我有一张订单表,我知道有重复的
customer order_number order_date
---------- ------------ -------------------
1 1 2012-03-01 01:58:00
1 2 2012-03-01 02:01:00
1 3 2012-03-01 02:03:00
2 4 2012-03-01 02:15:00
3 5 2012-03-01 02:18:00
3 6 2012-03-01 04:30:00
4 7 2012-03-01 04:35:00
5 8 2012-03-01 04:38:00
6 9 2012-03-01 04:58:00
6 10 2012-03-01 04:59:00
我想找到所有重复项(由彼此在60分钟内由同一客户订购)。结果集由“重复”行组成,或者是一组具有重复数量的所有客户。
这是我试过的
SELECT
customer,
count(*)
FROM
orders
GROUP BY
customer,
DATEPART(HOUR, order_date)
HAVING (count(*) > 1)
当副本在彼此的60分钟内但在不同的时间内,即1:58和2:02时,这不起作用
我也试过这个
SELECT
o1.customer,
o1.order_number,
o2.order_number,
DATEDIFF(MINUTE,o1.order_date, o2.order_date) AS [diff]
FROM
orders o1 LEFT OUTER JOIN
orders o2 ON o1.customer = o2.customer AND o1.order_number <> o2.order_number
WHERE
ABS(DATEDIFF(MINUTE,o1.order_date, o2.order_date)) < 60
现在这给了我所有重复项,但它也为每个重复订单提供了多行。即(o1,o2)和(o2,o1),如果没有多个重复的订单,那就不会那么糟糕。在那些情况下,我得到(o1,o2),(o1,o3),(o2,o1),(o2,o3),(o3,o1),(o3,o2)等。我得到了所有的排列。

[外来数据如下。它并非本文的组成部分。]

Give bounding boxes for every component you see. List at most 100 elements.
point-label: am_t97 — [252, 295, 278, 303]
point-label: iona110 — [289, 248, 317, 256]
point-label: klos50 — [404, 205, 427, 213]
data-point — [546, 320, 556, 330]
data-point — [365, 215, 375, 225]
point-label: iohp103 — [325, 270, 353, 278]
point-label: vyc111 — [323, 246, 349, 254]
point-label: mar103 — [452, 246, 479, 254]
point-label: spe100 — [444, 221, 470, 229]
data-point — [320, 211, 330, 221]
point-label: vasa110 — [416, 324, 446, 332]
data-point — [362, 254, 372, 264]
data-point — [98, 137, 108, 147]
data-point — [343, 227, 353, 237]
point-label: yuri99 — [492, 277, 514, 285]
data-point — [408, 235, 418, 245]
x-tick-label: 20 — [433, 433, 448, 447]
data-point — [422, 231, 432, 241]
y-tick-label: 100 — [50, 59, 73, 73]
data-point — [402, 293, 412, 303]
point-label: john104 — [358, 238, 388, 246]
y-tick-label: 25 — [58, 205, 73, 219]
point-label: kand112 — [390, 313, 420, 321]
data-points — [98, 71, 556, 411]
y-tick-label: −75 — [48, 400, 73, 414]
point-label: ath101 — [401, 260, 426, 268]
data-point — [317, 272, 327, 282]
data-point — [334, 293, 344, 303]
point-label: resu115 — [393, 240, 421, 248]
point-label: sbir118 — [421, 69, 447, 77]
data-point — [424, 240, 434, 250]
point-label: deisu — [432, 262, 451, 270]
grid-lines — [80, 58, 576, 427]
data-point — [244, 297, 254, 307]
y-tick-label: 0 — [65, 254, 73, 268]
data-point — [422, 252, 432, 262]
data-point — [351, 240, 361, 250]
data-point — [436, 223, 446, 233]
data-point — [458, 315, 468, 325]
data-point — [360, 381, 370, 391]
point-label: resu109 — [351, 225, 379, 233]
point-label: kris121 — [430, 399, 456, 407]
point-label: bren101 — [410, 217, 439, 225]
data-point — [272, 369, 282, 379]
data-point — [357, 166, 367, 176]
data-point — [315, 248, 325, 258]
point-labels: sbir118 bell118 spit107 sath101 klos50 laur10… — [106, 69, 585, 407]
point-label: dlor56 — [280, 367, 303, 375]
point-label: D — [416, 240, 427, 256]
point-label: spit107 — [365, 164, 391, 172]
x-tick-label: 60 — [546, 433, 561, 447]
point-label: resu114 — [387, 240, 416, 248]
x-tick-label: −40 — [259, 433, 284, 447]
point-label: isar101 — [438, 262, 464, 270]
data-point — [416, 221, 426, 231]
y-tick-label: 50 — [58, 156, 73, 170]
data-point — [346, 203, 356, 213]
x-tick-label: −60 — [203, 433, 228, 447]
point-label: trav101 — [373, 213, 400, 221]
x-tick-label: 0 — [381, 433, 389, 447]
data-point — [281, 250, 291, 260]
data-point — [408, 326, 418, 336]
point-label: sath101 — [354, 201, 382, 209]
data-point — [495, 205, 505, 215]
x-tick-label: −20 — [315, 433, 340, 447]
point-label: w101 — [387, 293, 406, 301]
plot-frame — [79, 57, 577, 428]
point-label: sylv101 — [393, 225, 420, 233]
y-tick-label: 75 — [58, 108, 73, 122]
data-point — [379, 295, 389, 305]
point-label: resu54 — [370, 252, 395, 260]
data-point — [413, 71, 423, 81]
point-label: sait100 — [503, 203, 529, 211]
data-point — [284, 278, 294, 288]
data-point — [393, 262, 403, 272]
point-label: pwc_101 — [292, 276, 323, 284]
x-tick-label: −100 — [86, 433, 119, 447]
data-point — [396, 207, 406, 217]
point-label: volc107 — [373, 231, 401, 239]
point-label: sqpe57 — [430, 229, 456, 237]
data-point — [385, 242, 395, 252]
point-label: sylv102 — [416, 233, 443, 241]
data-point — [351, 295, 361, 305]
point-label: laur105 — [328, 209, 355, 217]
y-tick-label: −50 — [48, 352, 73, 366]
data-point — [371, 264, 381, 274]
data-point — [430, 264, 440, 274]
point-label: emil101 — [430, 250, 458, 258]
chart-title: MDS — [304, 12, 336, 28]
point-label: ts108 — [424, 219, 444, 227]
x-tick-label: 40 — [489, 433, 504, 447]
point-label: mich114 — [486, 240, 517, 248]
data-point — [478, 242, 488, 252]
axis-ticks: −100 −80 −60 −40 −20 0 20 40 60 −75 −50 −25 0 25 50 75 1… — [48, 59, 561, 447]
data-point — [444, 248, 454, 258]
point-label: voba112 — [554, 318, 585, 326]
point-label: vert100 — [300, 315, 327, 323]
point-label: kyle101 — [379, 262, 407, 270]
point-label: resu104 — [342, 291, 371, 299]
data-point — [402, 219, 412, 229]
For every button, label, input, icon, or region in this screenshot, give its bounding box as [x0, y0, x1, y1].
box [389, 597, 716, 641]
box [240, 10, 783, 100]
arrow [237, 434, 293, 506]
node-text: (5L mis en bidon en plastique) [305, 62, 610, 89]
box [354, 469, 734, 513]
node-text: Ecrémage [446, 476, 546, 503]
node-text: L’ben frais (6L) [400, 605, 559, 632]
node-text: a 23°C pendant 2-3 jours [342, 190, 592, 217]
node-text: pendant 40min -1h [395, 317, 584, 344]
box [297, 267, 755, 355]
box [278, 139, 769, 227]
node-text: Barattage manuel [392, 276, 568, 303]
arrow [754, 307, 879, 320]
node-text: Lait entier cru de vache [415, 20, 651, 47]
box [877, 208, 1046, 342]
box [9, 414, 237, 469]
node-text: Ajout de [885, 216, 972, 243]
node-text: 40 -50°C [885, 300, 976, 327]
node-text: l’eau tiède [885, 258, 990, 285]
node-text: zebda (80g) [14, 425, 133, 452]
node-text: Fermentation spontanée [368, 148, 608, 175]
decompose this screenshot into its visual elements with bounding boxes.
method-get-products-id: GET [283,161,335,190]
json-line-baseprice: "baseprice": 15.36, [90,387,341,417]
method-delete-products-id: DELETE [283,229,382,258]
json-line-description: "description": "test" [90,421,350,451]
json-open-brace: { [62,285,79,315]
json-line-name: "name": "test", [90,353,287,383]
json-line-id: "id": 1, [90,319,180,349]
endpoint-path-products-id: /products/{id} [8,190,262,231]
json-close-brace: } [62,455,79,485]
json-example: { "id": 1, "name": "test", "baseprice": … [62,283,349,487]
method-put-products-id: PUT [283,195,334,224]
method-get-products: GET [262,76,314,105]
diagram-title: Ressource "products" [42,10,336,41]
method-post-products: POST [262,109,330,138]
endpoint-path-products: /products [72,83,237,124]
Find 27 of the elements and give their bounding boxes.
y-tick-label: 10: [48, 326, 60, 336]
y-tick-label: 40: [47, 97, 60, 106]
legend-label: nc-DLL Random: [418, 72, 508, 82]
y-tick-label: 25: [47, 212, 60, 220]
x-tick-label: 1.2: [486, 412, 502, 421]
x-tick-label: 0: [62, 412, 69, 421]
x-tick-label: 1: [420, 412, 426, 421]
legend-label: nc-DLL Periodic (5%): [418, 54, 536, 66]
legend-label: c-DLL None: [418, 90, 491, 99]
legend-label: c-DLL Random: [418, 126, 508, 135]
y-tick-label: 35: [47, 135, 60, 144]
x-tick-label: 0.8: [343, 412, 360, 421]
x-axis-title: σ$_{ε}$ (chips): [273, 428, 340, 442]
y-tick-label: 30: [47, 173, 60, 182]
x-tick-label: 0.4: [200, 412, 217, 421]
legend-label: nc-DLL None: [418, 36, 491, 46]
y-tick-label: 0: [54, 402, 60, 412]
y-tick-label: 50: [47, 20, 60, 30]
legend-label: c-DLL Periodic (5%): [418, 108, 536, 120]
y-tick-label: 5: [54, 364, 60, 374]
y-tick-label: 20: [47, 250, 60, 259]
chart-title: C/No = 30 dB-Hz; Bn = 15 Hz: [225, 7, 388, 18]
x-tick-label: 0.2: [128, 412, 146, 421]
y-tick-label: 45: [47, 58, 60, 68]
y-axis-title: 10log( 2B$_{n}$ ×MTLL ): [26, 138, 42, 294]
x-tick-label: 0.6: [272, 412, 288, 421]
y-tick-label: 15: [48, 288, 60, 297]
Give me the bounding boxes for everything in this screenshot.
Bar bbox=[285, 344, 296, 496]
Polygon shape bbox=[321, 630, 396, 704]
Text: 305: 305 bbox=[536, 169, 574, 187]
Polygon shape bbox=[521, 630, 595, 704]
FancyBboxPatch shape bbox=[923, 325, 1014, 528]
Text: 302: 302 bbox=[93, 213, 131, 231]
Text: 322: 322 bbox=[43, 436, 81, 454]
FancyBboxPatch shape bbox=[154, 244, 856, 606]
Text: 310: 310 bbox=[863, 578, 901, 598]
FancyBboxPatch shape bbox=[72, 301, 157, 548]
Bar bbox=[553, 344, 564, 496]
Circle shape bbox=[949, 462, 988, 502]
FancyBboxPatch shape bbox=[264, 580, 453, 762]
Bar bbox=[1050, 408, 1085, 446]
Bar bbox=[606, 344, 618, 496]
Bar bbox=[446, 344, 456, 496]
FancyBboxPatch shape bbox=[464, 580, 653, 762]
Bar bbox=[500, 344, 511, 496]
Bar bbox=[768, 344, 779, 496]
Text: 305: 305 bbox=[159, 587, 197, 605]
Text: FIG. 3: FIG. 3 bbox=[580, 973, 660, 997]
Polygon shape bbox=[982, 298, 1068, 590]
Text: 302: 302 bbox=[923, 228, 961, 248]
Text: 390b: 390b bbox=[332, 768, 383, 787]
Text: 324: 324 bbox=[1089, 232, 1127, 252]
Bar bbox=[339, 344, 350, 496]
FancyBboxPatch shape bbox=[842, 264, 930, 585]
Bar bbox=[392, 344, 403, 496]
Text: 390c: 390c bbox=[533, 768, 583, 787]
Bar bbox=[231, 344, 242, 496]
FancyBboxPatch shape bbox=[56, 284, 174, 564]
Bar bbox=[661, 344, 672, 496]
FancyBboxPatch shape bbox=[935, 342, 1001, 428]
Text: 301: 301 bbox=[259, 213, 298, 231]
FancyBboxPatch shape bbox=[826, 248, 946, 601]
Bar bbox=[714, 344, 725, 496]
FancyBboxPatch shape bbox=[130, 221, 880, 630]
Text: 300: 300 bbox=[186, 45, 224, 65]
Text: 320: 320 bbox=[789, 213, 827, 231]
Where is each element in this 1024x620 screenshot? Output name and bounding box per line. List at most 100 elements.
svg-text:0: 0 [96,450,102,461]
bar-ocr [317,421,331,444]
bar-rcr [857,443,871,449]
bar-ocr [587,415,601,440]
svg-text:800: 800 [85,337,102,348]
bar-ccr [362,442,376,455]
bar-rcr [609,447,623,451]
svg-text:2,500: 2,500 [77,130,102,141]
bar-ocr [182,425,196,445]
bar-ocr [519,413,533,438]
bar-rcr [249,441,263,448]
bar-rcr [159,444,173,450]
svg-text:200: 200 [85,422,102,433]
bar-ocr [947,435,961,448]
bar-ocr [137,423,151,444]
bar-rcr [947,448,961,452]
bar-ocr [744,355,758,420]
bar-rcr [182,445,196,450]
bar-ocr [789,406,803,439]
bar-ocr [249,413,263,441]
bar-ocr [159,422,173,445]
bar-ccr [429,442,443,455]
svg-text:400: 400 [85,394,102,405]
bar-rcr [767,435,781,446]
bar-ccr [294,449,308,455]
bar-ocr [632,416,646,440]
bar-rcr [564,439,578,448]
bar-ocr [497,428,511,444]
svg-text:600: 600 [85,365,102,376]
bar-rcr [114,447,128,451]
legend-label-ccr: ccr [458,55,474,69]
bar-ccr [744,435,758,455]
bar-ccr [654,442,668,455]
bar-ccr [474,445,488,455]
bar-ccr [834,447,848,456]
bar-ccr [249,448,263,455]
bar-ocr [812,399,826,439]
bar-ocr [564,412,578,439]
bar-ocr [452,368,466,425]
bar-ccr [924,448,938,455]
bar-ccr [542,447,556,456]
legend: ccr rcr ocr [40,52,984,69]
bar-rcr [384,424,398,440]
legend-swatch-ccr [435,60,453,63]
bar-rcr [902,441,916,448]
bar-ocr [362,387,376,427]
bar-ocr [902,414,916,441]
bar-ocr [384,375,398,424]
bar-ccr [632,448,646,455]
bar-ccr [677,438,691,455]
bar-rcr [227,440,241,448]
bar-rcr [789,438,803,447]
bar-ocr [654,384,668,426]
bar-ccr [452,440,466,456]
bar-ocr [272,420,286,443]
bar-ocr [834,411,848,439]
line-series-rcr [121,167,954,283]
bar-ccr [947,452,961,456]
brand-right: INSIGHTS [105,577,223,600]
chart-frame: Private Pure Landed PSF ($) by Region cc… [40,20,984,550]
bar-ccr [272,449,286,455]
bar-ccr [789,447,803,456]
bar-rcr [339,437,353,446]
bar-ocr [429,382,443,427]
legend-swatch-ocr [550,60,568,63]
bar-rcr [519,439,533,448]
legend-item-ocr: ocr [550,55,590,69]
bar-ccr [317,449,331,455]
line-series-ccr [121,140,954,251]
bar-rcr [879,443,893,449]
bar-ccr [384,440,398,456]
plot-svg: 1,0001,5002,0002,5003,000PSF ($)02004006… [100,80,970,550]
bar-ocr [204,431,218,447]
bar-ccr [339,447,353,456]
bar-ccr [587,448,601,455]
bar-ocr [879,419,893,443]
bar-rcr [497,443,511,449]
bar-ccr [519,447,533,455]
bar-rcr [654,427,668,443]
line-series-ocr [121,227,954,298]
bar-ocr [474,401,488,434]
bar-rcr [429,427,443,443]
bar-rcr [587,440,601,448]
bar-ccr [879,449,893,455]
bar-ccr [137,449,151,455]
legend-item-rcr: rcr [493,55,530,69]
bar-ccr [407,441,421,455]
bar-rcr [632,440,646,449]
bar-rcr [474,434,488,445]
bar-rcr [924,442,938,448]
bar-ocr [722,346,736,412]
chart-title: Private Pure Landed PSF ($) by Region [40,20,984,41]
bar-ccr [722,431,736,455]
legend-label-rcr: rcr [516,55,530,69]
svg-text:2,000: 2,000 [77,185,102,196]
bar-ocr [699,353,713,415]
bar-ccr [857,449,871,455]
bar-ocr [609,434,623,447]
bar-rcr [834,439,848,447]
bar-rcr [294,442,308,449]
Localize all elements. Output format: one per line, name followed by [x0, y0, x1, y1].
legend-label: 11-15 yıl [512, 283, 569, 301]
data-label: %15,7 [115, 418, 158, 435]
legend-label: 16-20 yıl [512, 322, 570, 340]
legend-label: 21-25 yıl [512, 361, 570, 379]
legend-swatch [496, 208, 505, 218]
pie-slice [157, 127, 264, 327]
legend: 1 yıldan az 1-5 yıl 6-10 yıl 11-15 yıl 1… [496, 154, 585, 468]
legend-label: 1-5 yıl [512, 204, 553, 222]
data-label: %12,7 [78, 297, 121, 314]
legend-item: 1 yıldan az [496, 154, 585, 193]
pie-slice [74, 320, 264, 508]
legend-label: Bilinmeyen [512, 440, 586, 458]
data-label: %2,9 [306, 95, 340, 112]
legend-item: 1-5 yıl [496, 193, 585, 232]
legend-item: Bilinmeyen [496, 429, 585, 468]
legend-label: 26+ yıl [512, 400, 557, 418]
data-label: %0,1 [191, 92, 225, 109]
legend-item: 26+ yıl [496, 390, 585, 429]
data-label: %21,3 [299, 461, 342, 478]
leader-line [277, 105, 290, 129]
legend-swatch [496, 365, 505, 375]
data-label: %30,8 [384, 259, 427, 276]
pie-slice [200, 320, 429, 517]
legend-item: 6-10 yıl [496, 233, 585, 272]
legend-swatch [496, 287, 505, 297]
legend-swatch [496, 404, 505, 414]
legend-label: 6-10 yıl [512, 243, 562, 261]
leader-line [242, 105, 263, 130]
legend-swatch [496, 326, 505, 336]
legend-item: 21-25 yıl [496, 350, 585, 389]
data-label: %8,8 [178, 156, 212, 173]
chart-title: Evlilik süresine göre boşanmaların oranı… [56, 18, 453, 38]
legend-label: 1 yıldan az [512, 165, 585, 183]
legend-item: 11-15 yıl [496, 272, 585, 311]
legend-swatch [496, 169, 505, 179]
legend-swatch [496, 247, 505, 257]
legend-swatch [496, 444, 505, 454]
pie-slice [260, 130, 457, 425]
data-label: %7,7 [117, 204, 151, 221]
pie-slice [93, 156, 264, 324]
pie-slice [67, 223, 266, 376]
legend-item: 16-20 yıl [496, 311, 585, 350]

< / p>
任何人都有一些见解?我不一定在这里寻找表现最好的答案,只有一个有效。
答案 0 :(得分:3)
SELECT
*,
CASE WHEN EXISTS (SELECT *
FROM orders AS lookup
WHERE customer = orders.customer
AND order_date < orders.order_date
AND order_date >= DATEADD(hour, -1, order_date)
)
THEN 'Principle Order'
ELSE 'Duplicate Order'
END as Order_Status
FROM
orders
使用EXISTS
和相关的子查询,您可以检查过去一小时内是否有任何先前的订单。
答案 1 :(得分:1)
也许是这样的:
测试数据:
DECLARE @tbl TABLE(customer INT,order_number INT,order_date DATETIME)
INSERT INTO @tbl
VALUES
(1,1,'2012-03-01 01:58:00'),
(1,2,'2012-03-01 02:01:00'),
(1,3,'2012-03-01 02:03:00'),
(2,4,'2012-03-01 02:15:00'),
(3,5,'2012-03-01 02:18:00'),
(3,6,'2012-03-01 04:30:00'),
(4,7,'2012-03-01 04:35:00'),
(5,8,'2012-03-01 04:38:00'),
(6,9,'2012-03-01 04:58:00'),
(6,10,'2012-03-01 04:59:00')
<强>查询强>
;WITH CTE
AS
(
SELECT
MIN(datediff(minute,'1990-1-1',order_date)) OVER(PARTITION BY customer) AS minDate,
datediff(minute,'1990-1-1',order_date) AS DateTicks,
tbl.customer
FROM
@tbl AS tbl
)
SELECT
CTE.customer,
SUM(CASE WHEN (CTE.DateTicks-CTE.minDate)<60 THEN 1 ELSE 0 END)
FROM
CTE
GROUP BY
CTE.customer
答案 2 :(得分:1)
以下查询确定了彼此间隔60分钟内所有可能的订单排列:
DECLARE @orders TABLE (CustomerId INT, OrderId INT, OrderDate DATETIME)
INSERT INTO @orders
VALUES
(1, 1, '2012-03-01 01:58:00'),
(1, 2, '2012-03-01 02:01:00'),
(1, 3, '2012-03-01 02:03:00'),
(2, 4, '2012-03-01 02:15:00'),
(3, 5, '2012-03-01 02:18:00'),
(3, 6, '2012-03-01 04:30:00'),
(4, 7, '2012-03-01 04:35:00'),
(5, 8, '2012-03-01 04:38:00'),
(6, 9, '2012-03-01 04:58:00'),
(6, 10, '2012-03-01 04:59:00');
with ProximityOrderCascade(CustomerId, OrderId, ProximateOrderId, MinutesDifference, OrderDate, ProximateOrderDate)
as
(
select o.customerid, o.orderid, null, null, o.orderdate, o.orderdate
from @orders o
union all
select o.customerid, o.orderid, p.orderid, datediff(minute, p.OrderDate, o.OrderDate), o.OrderDate, p.OrderDate
from ProximityOrderCascade p
inner join @orders o
on p.customerid = o.customerid
and abs(datediff(minute, p.OrderDate, o.OrderDate)) between 0 and 60
and o.orderid <> p.orderid
where proximateorderid is null
)
select * from ProximityOrderCascade
where
not ProximateOrderId is null
从那里,您可以将结果转换为您选择的查询。此功能的结果仅将客户1和6识别为具有“重复”订单。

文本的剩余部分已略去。